Ces bastions de l’opposition ne pourront donc pas s’exprimer dans ce scrutin, au grand dam de l’opposant Martin Fayulu, qui dénonce « une énième stratégie du pouvoir pour détourner la vérité des urnes ». Plusieurs observateurs politiques constatent que le chaos logistique de ce dimanche est particulièrement ciblé dans les fiefs de l’opposition : Kinshasa, Lubumbashi, les Kasaï, l’Equateur et l’Est.

« J’ai déjà gagné » déclare Shadary
Tous ces dysfonctionnements vont forcément rendre le scrutin opaque. Sur les quarante millions d’électeurs, combien de Congolais ont pu voter ce dimanche, en excluant les 1,2 million des circonscriptions de Beni, Butembo et Yumbi ? Personne ne sait ce dimanche et ne saura sans doute dans les jours qui viennent. Pour le moment, la colère des Congolais qui n’ont pas pu voter, est restée limitée aux bureaux de vote concernés, même si des échauffourées ont été relevées à Kinshasa et que le président de la CENI, Corneille Nangaa a été conspué ce dimanche centre St Joseph.

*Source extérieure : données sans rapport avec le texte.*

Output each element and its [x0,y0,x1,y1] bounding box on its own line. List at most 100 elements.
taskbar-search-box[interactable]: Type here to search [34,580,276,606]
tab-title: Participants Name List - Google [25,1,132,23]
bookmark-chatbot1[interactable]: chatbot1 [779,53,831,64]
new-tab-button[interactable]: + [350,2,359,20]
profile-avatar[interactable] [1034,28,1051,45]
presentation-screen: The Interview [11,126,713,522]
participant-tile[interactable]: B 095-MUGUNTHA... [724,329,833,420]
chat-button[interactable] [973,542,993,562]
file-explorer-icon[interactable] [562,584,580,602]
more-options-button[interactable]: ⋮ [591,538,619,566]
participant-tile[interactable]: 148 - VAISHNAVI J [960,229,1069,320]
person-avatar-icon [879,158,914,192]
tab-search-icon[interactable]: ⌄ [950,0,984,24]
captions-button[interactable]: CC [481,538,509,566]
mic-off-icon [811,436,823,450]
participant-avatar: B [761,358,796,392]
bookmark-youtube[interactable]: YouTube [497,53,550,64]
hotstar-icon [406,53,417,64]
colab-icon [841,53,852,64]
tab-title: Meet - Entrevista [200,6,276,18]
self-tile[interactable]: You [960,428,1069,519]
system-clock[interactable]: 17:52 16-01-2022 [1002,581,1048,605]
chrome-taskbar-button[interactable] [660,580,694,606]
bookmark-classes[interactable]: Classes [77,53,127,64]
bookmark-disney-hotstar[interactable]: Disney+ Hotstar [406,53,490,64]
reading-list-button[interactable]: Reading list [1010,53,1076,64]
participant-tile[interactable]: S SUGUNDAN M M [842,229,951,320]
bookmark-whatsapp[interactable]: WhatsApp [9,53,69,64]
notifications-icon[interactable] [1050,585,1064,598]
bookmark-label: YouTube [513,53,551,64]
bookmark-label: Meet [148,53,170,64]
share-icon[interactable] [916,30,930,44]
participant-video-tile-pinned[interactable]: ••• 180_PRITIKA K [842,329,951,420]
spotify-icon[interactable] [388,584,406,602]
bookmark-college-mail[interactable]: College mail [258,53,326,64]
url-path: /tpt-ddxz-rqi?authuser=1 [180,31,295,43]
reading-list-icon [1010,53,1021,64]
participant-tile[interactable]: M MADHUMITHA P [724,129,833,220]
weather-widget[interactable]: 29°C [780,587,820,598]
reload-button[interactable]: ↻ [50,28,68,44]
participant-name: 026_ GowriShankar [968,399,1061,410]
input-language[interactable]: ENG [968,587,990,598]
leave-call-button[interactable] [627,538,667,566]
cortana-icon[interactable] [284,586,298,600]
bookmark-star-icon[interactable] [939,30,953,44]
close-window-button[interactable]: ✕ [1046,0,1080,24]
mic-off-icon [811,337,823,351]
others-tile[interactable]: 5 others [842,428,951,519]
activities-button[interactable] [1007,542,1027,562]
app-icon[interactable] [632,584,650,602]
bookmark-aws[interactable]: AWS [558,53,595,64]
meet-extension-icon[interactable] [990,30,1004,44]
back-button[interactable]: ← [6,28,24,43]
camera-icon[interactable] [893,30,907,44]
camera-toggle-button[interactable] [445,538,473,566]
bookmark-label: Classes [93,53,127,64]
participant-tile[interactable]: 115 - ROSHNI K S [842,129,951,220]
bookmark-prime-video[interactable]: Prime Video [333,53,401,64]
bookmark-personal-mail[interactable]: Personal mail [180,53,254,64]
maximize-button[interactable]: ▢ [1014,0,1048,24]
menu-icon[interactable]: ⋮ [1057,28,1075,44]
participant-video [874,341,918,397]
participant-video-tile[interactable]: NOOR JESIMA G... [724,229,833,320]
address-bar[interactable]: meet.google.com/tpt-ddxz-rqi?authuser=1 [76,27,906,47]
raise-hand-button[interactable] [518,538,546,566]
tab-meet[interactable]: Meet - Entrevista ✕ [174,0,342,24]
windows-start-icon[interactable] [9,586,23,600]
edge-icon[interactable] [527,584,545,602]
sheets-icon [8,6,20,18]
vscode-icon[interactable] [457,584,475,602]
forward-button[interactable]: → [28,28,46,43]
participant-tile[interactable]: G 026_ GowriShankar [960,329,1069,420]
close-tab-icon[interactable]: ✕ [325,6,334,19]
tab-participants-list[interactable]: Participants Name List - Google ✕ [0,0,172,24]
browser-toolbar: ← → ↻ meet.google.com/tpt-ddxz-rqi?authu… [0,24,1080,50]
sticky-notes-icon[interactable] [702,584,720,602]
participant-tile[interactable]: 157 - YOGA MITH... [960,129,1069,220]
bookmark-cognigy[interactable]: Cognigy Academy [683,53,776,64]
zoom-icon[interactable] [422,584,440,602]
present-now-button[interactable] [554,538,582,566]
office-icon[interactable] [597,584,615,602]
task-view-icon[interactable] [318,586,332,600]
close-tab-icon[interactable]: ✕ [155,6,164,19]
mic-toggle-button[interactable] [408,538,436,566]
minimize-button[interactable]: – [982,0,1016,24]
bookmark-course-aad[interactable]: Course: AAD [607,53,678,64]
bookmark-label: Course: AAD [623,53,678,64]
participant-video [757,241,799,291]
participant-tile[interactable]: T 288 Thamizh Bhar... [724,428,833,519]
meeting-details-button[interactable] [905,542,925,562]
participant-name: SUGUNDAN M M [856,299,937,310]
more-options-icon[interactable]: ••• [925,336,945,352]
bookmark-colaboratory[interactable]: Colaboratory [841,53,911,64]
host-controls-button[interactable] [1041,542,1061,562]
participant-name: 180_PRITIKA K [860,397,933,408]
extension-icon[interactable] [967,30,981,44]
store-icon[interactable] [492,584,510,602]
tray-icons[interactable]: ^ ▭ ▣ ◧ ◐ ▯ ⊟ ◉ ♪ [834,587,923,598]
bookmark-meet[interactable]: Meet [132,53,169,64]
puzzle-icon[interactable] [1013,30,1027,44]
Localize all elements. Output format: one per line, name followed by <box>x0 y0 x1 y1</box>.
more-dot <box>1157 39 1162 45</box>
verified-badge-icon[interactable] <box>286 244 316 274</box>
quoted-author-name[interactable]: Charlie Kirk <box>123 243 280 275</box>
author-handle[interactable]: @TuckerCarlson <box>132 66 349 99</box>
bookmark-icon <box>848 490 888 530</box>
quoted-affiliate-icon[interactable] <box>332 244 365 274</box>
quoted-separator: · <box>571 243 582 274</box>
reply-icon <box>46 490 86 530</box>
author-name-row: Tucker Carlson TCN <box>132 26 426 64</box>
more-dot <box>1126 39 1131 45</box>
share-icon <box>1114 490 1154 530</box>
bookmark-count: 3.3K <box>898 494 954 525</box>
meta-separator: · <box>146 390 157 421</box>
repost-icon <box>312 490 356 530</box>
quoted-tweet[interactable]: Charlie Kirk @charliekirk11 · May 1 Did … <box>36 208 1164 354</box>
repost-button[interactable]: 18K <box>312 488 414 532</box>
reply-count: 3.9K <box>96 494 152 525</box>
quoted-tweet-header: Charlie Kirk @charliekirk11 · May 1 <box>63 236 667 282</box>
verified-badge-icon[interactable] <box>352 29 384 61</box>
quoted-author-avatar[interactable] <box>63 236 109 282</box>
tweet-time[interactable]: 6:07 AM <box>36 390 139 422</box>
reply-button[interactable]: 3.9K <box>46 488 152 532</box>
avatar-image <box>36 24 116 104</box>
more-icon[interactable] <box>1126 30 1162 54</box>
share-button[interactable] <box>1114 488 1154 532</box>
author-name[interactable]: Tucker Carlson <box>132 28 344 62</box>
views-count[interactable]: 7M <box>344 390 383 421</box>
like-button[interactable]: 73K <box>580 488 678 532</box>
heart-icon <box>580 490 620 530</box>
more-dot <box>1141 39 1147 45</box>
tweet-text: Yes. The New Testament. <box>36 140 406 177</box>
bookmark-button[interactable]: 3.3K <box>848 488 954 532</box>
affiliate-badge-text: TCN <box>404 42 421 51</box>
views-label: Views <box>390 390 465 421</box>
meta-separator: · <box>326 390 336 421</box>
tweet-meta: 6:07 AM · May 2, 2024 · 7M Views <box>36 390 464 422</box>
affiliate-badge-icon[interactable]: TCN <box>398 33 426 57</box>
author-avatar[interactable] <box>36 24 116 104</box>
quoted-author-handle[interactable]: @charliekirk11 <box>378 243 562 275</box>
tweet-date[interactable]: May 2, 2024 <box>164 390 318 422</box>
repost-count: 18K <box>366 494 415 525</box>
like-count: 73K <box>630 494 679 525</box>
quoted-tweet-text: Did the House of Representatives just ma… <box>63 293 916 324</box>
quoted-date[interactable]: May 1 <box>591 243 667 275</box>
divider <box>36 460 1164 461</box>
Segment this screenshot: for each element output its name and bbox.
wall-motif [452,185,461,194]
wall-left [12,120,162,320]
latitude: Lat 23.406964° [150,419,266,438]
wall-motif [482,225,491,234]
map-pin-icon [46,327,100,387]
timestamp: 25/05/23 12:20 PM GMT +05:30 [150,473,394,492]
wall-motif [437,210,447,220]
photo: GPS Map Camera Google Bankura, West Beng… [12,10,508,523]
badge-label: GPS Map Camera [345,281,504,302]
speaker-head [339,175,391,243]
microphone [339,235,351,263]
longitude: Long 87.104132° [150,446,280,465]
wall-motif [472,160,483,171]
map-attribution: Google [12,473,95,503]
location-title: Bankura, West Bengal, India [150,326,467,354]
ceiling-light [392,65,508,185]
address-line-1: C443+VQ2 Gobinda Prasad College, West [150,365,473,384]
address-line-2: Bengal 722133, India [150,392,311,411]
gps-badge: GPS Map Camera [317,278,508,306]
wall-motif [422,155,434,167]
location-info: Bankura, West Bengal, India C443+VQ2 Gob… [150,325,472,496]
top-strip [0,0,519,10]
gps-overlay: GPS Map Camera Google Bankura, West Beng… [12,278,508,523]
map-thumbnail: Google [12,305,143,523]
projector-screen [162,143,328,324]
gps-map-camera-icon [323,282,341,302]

Mais il va de soit que ce scrutin bâclé sera contesté par les perdants du scrutin. Car du côté du pouvoir, il fait peu de doute que ces élections étaient gagnées d’avance. Emmanuel Ramazani Shadary, a revendiqué la victoire à l’heure même de voter dimanche matin. « J’ai déjà gagné. Vous avez vu comment j’ai battu campagne, tout ce qui s’est passé. Je serai élu, c’est moi le président à partir de ce soir » a déclaré le dauphin de Joseph Kabila. Des propos qui laisse peu de suspense quant à identité du nouveau président congolais.